Many thanks for your reply, Anderson!
Still need to probe a little further, though, i'm afraid.
Put simply, what we want to be able to do is determine if a single data point – a mean condition beta weight from a single subject derived from an average of four runs – is statistically non-zero. I think that is the key – the single subject part.
(1) Can I coax you into commenting specifically on what I have describe as Feat query Approach-1 vs. Feat query Approach-2?
(2) How does the use of featquery differ from what you’ve suggested – to “average the COPEs within the ROI for each subject (with fslstats or fslmeants)”.
(3) Can I ask you specifically about the featquery outputs? …as perhaps this is the answer we are looking for…
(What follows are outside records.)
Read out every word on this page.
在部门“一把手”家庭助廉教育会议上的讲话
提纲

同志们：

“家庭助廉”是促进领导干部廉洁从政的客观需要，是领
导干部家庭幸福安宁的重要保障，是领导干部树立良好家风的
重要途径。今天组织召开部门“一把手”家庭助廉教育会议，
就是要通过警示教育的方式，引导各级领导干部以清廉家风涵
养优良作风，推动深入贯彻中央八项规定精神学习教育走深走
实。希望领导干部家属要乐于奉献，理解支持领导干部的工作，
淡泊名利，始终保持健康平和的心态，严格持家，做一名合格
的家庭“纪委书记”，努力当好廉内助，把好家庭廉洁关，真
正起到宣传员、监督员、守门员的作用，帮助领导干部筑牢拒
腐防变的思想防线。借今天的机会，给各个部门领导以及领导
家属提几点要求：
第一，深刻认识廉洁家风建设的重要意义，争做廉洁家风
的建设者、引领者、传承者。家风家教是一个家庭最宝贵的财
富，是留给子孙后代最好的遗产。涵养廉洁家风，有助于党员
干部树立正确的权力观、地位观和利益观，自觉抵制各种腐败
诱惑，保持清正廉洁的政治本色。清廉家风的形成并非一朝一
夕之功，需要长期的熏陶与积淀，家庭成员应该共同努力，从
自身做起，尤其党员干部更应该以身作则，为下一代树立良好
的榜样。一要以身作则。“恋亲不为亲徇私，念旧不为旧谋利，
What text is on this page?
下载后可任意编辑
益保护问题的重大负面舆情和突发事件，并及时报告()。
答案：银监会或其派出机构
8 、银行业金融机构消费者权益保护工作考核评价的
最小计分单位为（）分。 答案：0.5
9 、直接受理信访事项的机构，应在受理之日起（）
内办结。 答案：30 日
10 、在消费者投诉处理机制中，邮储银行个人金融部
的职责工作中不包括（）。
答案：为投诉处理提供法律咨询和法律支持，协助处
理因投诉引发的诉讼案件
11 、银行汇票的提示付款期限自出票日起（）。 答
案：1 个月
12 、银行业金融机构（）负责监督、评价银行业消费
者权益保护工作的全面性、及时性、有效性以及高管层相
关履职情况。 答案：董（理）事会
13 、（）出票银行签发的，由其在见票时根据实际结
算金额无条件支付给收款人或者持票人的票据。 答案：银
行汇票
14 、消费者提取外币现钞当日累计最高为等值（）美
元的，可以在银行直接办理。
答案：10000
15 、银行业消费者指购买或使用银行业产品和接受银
We have the following values (for the COPE that reflects condition B > rest):
Stats/pe: mean = 0.3526, stddev = 0.203
Stats/zstat: mean = 2.721, stddev = 1.405
Can we straightforwardly interpret the mean zstat?
For example, if we compute a p-value based on the mean zstat of 2.721 (two-tailed) = 0.0065; does this then suggest that the mean parameter estimate of 0.3526 is statistically non-zero, p < 0.01?
Thanks again for your time, and patience!
I will feel hugely relieved when i finally better my understanding on this! Cheers.